Seeds are enclosed within a pod that explodes open when it becomes dry, e.g. pea.


Wind dispersal
Seeds are generally very light and usually have some anatomical adaptation (hairs, wings) that enables them to be transported a long distance from parent plant, e.g. dandelion.


Water dispersal
Seeds are usually enclosed within an air-filled fruit that is capable of floating, e.g. water lilies.


Germination of seed

  • Germination is the process of seeds developing into new plants.
  • When suitable environment conditions are available, the seed will germinate.


Process of germination

  • Water imbibation results in rupture of seed coat, uniform imbibation is important   and approximately optimum temperatures are required
  • The imbibition of the seed coat results in emergence of the radical and the plumule, the cotyledons get   unfolded. It is important that  the temperature and photo period  are required in optimum amounts
  • This marks the final step in the germination of the seed where the  cotyledons are expanded which are the true leaves.
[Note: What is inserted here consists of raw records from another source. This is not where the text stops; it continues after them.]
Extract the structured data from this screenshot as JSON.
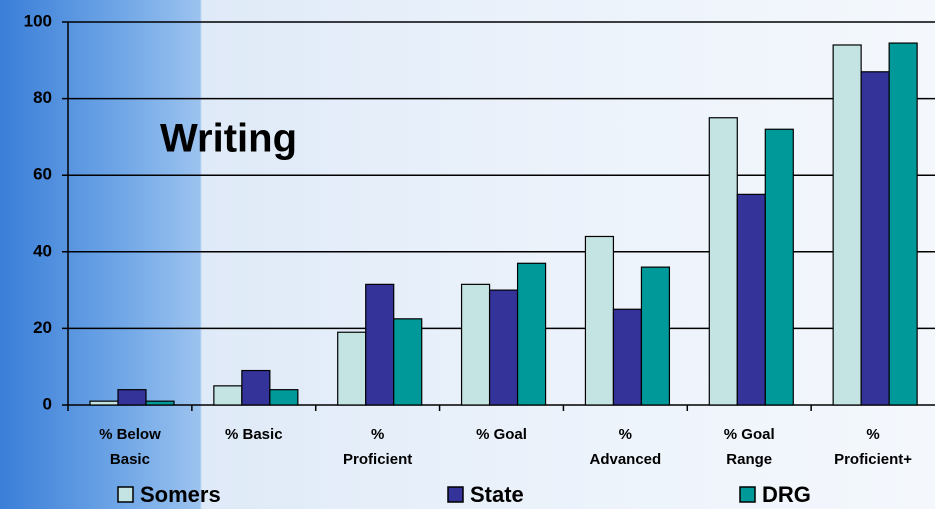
{
  "chart_data": {
    "type": "bar",
    "title": "Writing",
    "categories": [
      "% Below\nBasic",
      "% Basic",
      "%\nProficient",
      "% Goal",
      "%\nAdvanced",
      "% Goal\nRange",
      "%\nProficient+"
    ],
    "series": [
      {
        "name": "Somers",
        "color": "#c4e4e4",
        "values": [
          1,
          5,
          19,
          31.5,
          44,
          75,
          94
        ]
      },
      {
        "name": "State",
        "color": "#333399",
        "values": [
          4,
          9,
          31.5,
          30,
          25,
          55,
          87
        ]
      },
      {
        "name": "DRG",
        "color": "#009999",
        "values": [
          1,
          4,
          22.5,
          37,
          36,
          72,
          94.5
        ]
      }
    ],
    "ylim": [
      0,
      100
    ],
    "yticks": [
      0,
      20,
      40,
      60,
      80,
      100
    ],
    "grid": true
  }
}
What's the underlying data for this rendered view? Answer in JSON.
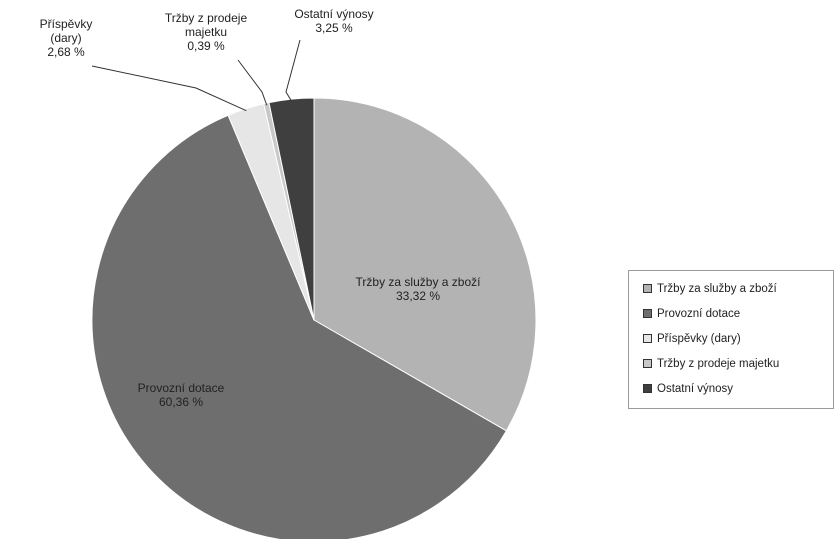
{
  "chart_data": {
    "type": "pie",
    "title": "",
    "slices": [
      {
        "name": "Tržby za služby a zboží",
        "value": 33.32,
        "label": "33,32 %",
        "color": "#b3b3b3"
      },
      {
        "name": "Provozní dotace",
        "value": 60.36,
        "label": "60,36 %",
        "color": "#6e6e6e"
      },
      {
        "name": "Příspěvky (dary)",
        "value": 2.68,
        "label": "2,68 %",
        "color": "#e6e6e6"
      },
      {
        "name": "Tržby z prodeje majetku",
        "value": 0.39,
        "label": "0,39 %",
        "color": "#c8c8c8"
      },
      {
        "name": "Ostatní výnosy",
        "value": 3.25,
        "label": "3,25 %",
        "color": "#3f3f3f"
      }
    ],
    "start_angle": "12 o'clock",
    "direction": "clockwise",
    "legend": {
      "position": "right"
    }
  }
}
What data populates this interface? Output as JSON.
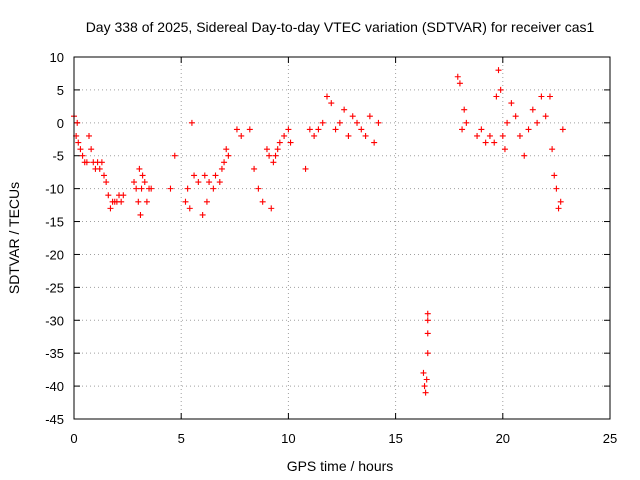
{
  "chart_data": {
    "type": "scatter",
    "title": "Day 338 of 2025, Sidereal Day-to-day VTEC variation (SDTVAR) for receiver cas1",
    "xlabel": "GPS time / hours",
    "ylabel": "SDTVAR / TECUs",
    "xlim": [
      0,
      25
    ],
    "ylim": [
      -45,
      10
    ],
    "xticks": [
      0,
      5,
      10,
      15,
      20,
      25
    ],
    "yticks": [
      10,
      5,
      0,
      -5,
      -10,
      -15,
      -20,
      -25,
      -30,
      -35,
      -40,
      -45
    ],
    "grid": true,
    "legend": "none",
    "marker": "+",
    "marker_color": "#ff0000",
    "series": [
      {
        "name": "cas1",
        "x": [
          0.0,
          0.1,
          0.15,
          0.2,
          0.3,
          0.4,
          0.5,
          0.6,
          0.7,
          0.8,
          0.9,
          1.0,
          1.1,
          1.2,
          1.3,
          1.4,
          1.5,
          1.6,
          1.7,
          1.8,
          1.9,
          2.0,
          2.1,
          2.2,
          2.3,
          2.8,
          2.9,
          3.0,
          3.05,
          3.1,
          3.15,
          3.2,
          3.3,
          3.4,
          3.5,
          3.6,
          4.5,
          4.7,
          5.2,
          5.3,
          5.4,
          5.5,
          5.6,
          5.8,
          6.0,
          6.1,
          6.2,
          6.3,
          6.5,
          6.6,
          6.8,
          6.9,
          7.0,
          7.1,
          7.2,
          7.6,
          7.8,
          8.2,
          8.4,
          8.6,
          8.8,
          9.0,
          9.1,
          9.2,
          9.3,
          9.4,
          9.5,
          9.6,
          9.8,
          10.0,
          10.1,
          10.8,
          11.0,
          11.2,
          11.4,
          11.6,
          11.8,
          12.0,
          12.2,
          12.4,
          12.6,
          12.8,
          13.0,
          13.2,
          13.4,
          13.6,
          13.8,
          14.0,
          14.2,
          16.3,
          16.35,
          16.4,
          16.45,
          16.5,
          16.5,
          16.5,
          16.5,
          17.9,
          18.0,
          18.1,
          18.2,
          18.3,
          18.8,
          19.0,
          19.2,
          19.4,
          19.6,
          19.7,
          19.8,
          19.9,
          20.0,
          20.1,
          20.2,
          20.4,
          20.6,
          20.8,
          21.0,
          21.2,
          21.4,
          21.6,
          21.8,
          22.0,
          22.2,
          22.3,
          22.4,
          22.5,
          22.6,
          22.7,
          22.8
        ],
        "y": [
          1,
          -2,
          0,
          -3,
          -4,
          -5,
          -6,
          -6,
          -2,
          -4,
          -6,
          -7,
          -6,
          -7,
          -6,
          -8,
          -9,
          -11,
          -13,
          -12,
          -12,
          -12,
          -11,
          -12,
          -11,
          -9,
          -10,
          -12,
          -7,
          -14,
          -10,
          -8,
          -9,
          -12,
          -10,
          -10,
          -10,
          -5,
          -12,
          -10,
          -13,
          0,
          -8,
          -9,
          -14,
          -8,
          -12,
          -9,
          -10,
          -8,
          -9,
          -7,
          -6,
          -4,
          -5,
          -1,
          -2,
          -1,
          -7,
          -10,
          -12,
          -4,
          -5,
          -13,
          -6,
          -5,
          -4,
          -3,
          -2,
          -1,
          -3,
          -7,
          -1,
          -2,
          -1,
          0,
          4,
          3,
          -1,
          0,
          2,
          -2,
          1,
          0,
          -1,
          -2,
          1,
          -3,
          0,
          -38,
          -40,
          -41,
          -39,
          -35,
          -32,
          -30,
          -29,
          7,
          6,
          -1,
          2,
          0,
          -2,
          -1,
          -3,
          -2,
          -3,
          4,
          8,
          5,
          -2,
          -4,
          0,
          3,
          1,
          -2,
          -5,
          -1,
          2,
          0,
          4,
          1,
          4,
          -4,
          -8,
          -10,
          -13,
          -12,
          -1
        ]
      }
    ]
  }
}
Conditions for germination
the environmental conditions necessary for germination include

  • Suitable temperature

Temperature influences the rate of enzyme controlled reactions going on inside the seed. Increasing temperature increases the rate of enzyme reactions up to the optimum temperature. Temperatures above this denature the enzymes.

  • Sufficient water

Seed is soaked into the water. It absorbs water. The water enters into seed through micropyle. The seed swells and breaks the testa. It gives way to the delicate embryo to grow out. The soaked seed also increases the permeability of testa to oxygen. Water provides medium for enzyme action

  • Oxygen
    Oxygen is required for aerobic respiration. Respiration provides the energy for metabolic reactions occurring inside the seed, which are necessary for growth.


Role of enzymes during germination

  • The seeds may contain starch, proteins or fats as storage material in their cotyledons.
  • When the seeds are soaked in water, the enzymes in the cotyledons become active.
  • They break large complex insoluble storage materials to the small simple soluble substances that can be transported to the growing region of the embryo where oxidation of the end products of digestion releases energy.germination-enzymes

Changes in the dry mass of seed during germination

Dry mass of the seed and seedling reduces till the development of the green foliage. After the green foliage develops, plants manufacture carbohydrates that are stored or converted to protoplasm, and then increase the dry mass of growing seedling.